[rrd-users] Diurnal average

Simon Hobson linux at thehobsons.co.uk
Sat Jul 15 19:50:35 CEST 2017


Helios Solaris <helios.solaris at gmx.ch> wrote:

>> Over how many days ?
> 
> Over the entire database (2 years).

Ouch - as already mentioned by Alex, that could be a LOT of processing and also prevents you using consolidation.

> Yes, using time shift may work, but it's not really flexible when I want
> to change parameters.

Depends on what you want to change. I would script it so that the parameters are easy to change - that's how most of my graphs work, passing (eg) start, end, and step values that are generated by a case statement in a shell script that takes "day", "week", "month", "year" as a parameter.

I do have another thought ...
How many time periods do you want during the day ? If it's not too many (where "too many" is somewhat subjective), then you might want to look at turning it around - store (say) midnight-1am in one rrd file, 1am to 2am in another, and so on (in this example, using 24 rrd files). Each rrd file can then use consolidation.

And (I'm sort of typing as my thought process flows here), I'm led to another option - but which limits consolidation again.
For midnight to 1am, use a time of day function to set a CDEF to the stored value if the function is true and to either zero or unknown if not.
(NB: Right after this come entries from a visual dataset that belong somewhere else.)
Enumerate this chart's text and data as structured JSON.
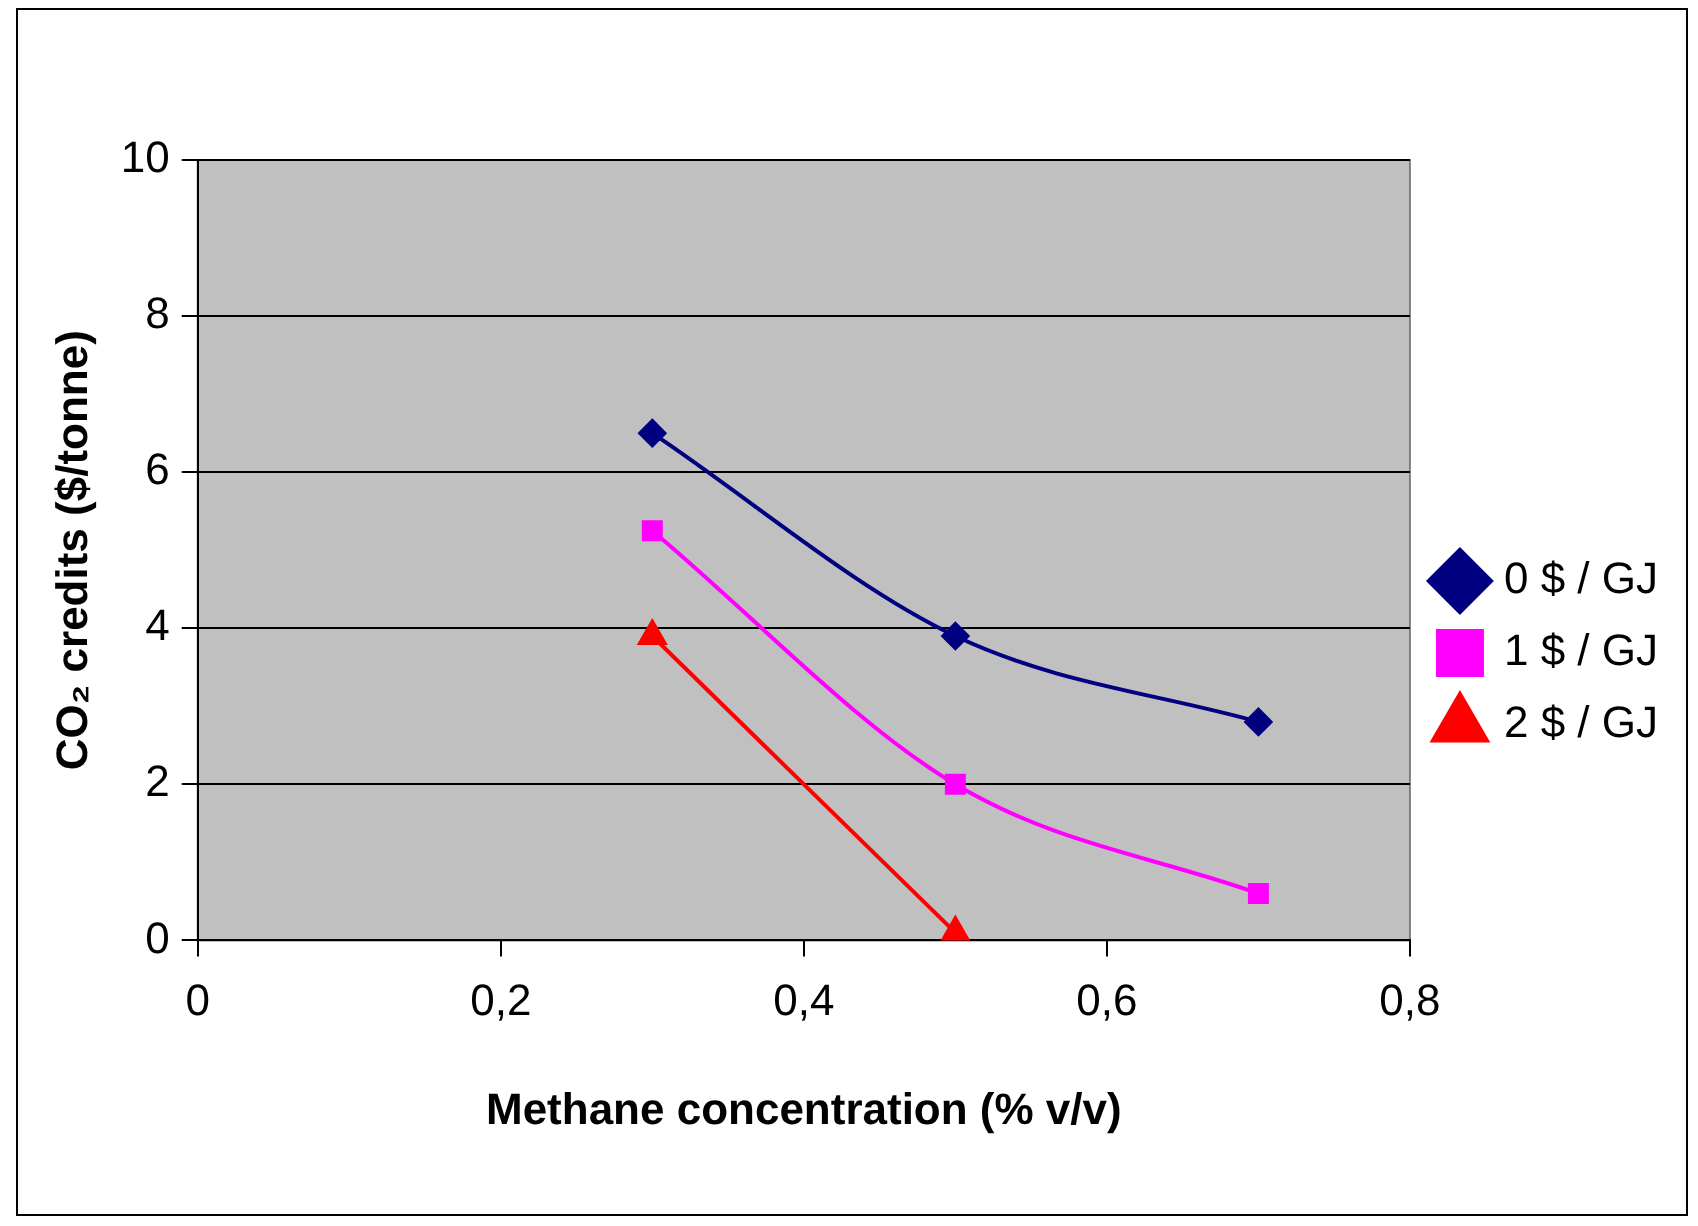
{
  "chart_data": {
    "type": "line",
    "xlabel": "Methane concentration (% v/v)",
    "ylabel": "CO₂ credits ($/tonne)",
    "xlim": [
      0,
      0.8
    ],
    "xticks": [
      0,
      {
        "value": 0.2,
        "label": "0,2"
      },
      {
        "value": 0.4,
        "label": "0,4"
      },
      {
        "value": 0.6,
        "label": "0,6"
      },
      {
        "value": 0.8,
        "label": "0,8"
      }
    ],
    "ylim": [
      0,
      10
    ],
    "yticks": [
      0,
      2,
      4,
      6,
      8,
      10
    ],
    "grid": "y",
    "legend": "right",
    "series": [
      {
        "name": "0 $ / GJ",
        "color": "#000080",
        "marker": "diamond",
        "x": [
          0.3,
          0.5,
          0.7
        ],
        "values": [
          6.5,
          3.9,
          2.8
        ]
      },
      {
        "name": "1 $ / GJ",
        "color": "#ff00ff",
        "marker": "square",
        "x": [
          0.3,
          0.5,
          0.7
        ],
        "values": [
          5.25,
          2.0,
          0.6
        ]
      },
      {
        "name": "2 $ / GJ",
        "color": "#ff0000",
        "marker": "triangle",
        "x": [
          0.3,
          0.5
        ],
        "values": [
          3.9,
          0.1
        ]
      }
    ]
  }
}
Then another time function and cdef for 1am to 2am, and so on. Then you can use a VDEF to get a consolidation across the whole CDEF to get a single value - which you can then print with a PRINT (not GPRINT) statement.
However, a quick look at the docs suggest that there isn't a simple "time of day" function which complicates matters somewhat.
I **think** this may do it !
DEF:x=somefile.rrd...
CDEF:tod=TIME,DUP,86400,/,FLOOR,86400,*,-
# get time of sample, divide by 86400 (1 day), take integer part, multiply by 86400 (get time value of midnight at start of day) and subtract from time of sample to get the number of seconds since midnight.
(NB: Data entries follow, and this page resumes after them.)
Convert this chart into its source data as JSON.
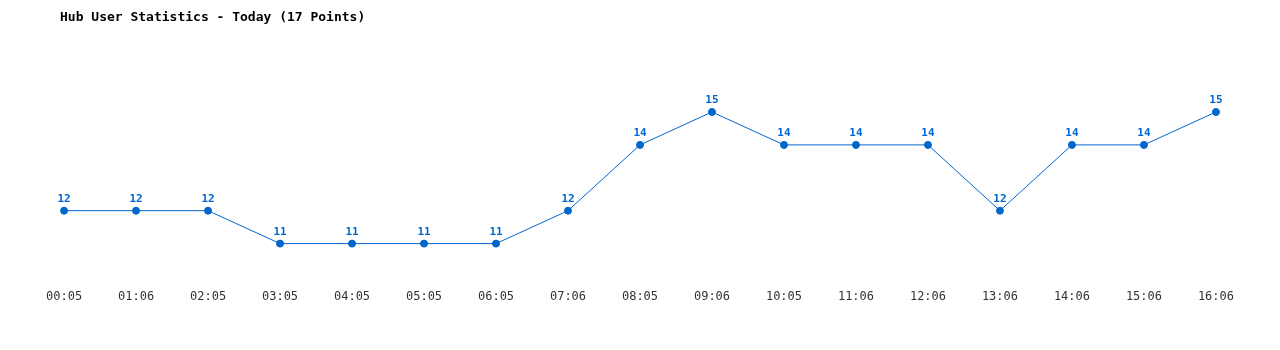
{
  "chart_data": {
    "type": "line",
    "title": "Hub User Statistics - Today (17 Points)",
    "categories": [
      "00:05",
      "01:06",
      "02:05",
      "03:05",
      "04:05",
      "05:05",
      "06:05",
      "07:06",
      "08:05",
      "09:06",
      "10:05",
      "11:06",
      "12:06",
      "13:06",
      "14:06",
      "15:06",
      "16:06"
    ],
    "series": [
      {
        "color": "#0066cc",
        "values": [
          12,
          12,
          12,
          11,
          11,
          11,
          11,
          12,
          14,
          15,
          14,
          14,
          14,
          12,
          14,
          14,
          15
        ]
      }
    ],
    "data_labels": true,
    "marker": "circle",
    "line_style": "solid",
    "grid": false,
    "legend": false
  }
}
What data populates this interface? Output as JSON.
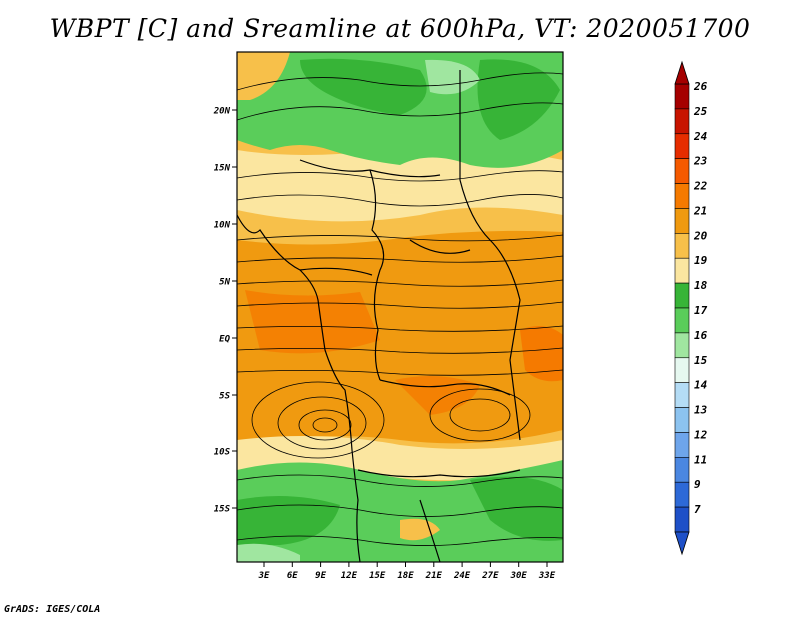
{
  "title": "WBPT [C] and Sreamline at 600hPa, VT: 2020051700",
  "credit": "GrADS: IGES/COLA",
  "map": {
    "lat_ticks": [
      "20N",
      "15N",
      "10N",
      "5N",
      "EQ",
      "5S",
      "10S",
      "15S"
    ],
    "lon_ticks": [
      "3E",
      "6E",
      "9E",
      "12E",
      "15E",
      "18E",
      "21E",
      "24E",
      "27E",
      "30E",
      "33E"
    ]
  },
  "colorbar": {
    "levels": [
      "26",
      "25",
      "24",
      "23",
      "22",
      "21",
      "20",
      "19",
      "18",
      "17",
      "16",
      "15",
      "14",
      "13",
      "12",
      "11",
      "9",
      "7"
    ],
    "colors": [
      "#a50000",
      "#c81400",
      "#e62d00",
      "#f55a00",
      "#f57a00",
      "#f09a10",
      "#f7c04a",
      "#fbe6a0",
      "#37b437",
      "#5acd5a",
      "#a0e6a0",
      "#e6f8f0",
      "#b4dcf5",
      "#8cc3f0",
      "#6ea5eb",
      "#4b87e1",
      "#2d69d7",
      "#1e50c8"
    ]
  }
}
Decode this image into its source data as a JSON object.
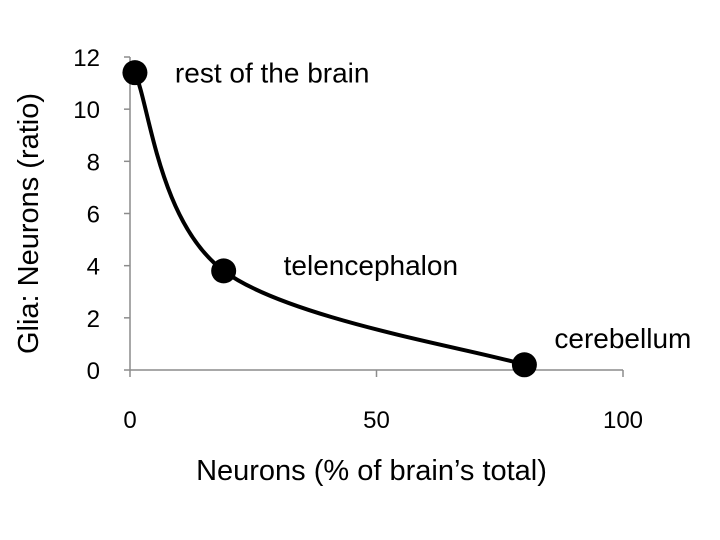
{
  "chart_data": {
    "type": "scatter",
    "title": "",
    "xlabel": "Neurons (% of brain’s total)",
    "ylabel": "Glia: Neurons (ratio)",
    "xlim": [
      0,
      100
    ],
    "ylim": [
      0,
      12
    ],
    "xticks": [
      0,
      50,
      100
    ],
    "yticks": [
      0,
      2,
      4,
      6,
      8,
      10,
      12
    ],
    "grid": false,
    "legend": "none",
    "smooth_line": true,
    "line_color": "#000000",
    "marker_color": "#000000",
    "points": [
      {
        "label": "rest of the brain",
        "x": 1,
        "y": 11.4
      },
      {
        "label": "telencephalon",
        "x": 19,
        "y": 3.8
      },
      {
        "label": "cerebellum",
        "x": 80,
        "y": 0.2
      }
    ]
  }
}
CDEF:h0=tod,0,GE,x,3600,LT,[0|UNKN],IF,[0|UNKN],IF
# If 0<=tod<3600 then get x else get [0|UNKN]
VDEF:h0ave=h0,AVERAGE
# Get an average value.
PRINT:h0ave,"%6.2lf'

CDEF:h1=tod,3600,GE,x,7200,LT,[0|UNKN],IF,[0|UNKN],IF
and so on ...


This is the sort of thing I'd just script in Bash - almost trivial to generate an arbitrary number of statements covering appropriate timescales

It's so long since I've used the TIME function, dunno if it should be tod=TIME... or tod=x,TIME... (ie get x, then get the TIME value for the current sample.

Whether you use zero or unknown for the times outside of each window depends a little on your requirements. I suspect that unknown (UNKN) is probably the correct one to use.
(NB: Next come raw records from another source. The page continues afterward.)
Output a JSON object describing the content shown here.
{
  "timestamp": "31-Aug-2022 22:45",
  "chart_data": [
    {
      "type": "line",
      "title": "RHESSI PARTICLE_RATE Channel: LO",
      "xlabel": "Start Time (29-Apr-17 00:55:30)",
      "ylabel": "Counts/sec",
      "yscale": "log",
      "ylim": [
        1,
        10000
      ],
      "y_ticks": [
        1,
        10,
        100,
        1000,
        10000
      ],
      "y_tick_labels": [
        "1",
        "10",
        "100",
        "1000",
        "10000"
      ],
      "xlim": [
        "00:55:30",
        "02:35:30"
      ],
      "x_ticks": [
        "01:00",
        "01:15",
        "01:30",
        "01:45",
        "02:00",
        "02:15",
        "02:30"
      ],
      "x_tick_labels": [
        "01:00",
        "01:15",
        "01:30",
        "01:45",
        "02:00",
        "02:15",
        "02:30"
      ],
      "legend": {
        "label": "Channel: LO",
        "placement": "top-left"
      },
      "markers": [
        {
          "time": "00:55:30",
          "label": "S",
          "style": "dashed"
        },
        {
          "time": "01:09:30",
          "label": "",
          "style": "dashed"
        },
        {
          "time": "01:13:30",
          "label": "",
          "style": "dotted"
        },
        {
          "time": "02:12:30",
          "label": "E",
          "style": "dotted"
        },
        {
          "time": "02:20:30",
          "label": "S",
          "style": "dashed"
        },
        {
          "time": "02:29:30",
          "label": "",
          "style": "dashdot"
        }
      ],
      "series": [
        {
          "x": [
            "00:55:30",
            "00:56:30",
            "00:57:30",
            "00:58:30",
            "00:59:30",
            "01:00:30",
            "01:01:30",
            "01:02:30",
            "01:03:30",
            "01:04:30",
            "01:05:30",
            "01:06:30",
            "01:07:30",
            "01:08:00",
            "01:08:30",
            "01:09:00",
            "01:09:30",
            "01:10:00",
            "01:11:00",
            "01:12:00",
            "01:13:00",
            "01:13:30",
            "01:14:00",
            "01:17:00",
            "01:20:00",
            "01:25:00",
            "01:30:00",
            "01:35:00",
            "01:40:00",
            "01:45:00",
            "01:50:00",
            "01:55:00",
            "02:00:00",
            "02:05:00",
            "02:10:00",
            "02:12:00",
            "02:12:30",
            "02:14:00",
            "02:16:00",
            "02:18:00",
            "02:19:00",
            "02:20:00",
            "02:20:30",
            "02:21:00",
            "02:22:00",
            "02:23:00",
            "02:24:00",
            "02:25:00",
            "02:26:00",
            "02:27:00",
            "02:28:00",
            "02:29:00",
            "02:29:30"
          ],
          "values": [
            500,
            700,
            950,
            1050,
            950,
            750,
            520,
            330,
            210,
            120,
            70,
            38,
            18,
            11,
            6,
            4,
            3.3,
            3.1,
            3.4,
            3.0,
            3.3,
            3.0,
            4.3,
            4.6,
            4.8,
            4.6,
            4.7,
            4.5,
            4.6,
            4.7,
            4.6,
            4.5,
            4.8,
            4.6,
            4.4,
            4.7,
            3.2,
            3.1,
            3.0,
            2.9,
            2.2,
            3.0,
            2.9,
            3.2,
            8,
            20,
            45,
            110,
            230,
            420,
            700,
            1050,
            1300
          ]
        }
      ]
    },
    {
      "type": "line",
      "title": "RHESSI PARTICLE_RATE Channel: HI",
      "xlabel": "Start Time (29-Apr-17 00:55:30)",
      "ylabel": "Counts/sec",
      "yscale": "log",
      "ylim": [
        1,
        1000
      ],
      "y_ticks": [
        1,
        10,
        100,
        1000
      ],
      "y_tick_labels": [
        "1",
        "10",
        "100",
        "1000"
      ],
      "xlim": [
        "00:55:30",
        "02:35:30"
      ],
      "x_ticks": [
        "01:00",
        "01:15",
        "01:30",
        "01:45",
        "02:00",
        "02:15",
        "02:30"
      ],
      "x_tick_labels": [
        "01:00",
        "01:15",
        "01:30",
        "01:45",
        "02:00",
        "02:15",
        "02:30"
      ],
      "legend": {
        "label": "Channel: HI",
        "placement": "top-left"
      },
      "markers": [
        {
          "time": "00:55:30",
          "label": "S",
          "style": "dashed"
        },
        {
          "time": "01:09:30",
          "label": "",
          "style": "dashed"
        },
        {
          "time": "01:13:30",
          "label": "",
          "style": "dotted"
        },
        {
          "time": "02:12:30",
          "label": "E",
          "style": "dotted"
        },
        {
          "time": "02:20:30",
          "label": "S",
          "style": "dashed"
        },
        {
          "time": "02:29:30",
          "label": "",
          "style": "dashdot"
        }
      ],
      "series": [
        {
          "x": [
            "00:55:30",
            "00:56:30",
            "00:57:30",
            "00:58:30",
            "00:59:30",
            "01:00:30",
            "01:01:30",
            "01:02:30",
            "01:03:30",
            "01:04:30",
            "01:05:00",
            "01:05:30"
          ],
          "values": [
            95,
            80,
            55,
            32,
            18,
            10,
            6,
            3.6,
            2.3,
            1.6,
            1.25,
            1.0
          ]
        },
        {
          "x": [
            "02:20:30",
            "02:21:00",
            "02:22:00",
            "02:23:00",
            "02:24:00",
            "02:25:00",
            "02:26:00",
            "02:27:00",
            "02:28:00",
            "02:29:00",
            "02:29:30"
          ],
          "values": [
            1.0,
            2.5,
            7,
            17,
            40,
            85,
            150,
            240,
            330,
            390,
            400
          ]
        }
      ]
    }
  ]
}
Whatever happens, I don't think you can calculate and graph in one go. You'll have a "graph" going back an arbitrary time to generate just one day's worth of data - and I don't think you can have a graph covering (say) 2 years of data but only drawing a line for one day. Something like gnuplot might be a better fit for that.

I'd also expect this to be "quite slow" and resource intensive. Lets consider the case where you do it only by hours. You are creating 1 duplicate of your dataset with time of day calculated, then another 24 duplicates. So that's effectively 25 copies of your database in memory at once.
Go down to (say) 5 minute periods, and it then means 289 (1 + 288) copies of the database in memory at once !
AND you must store all the data you want to use. That means, if you want 5 minute slots for a full 2 years, you need to store 5 minute consolidated data points for 2 years - that's 210240 samples to store (though I guess that's not so much data).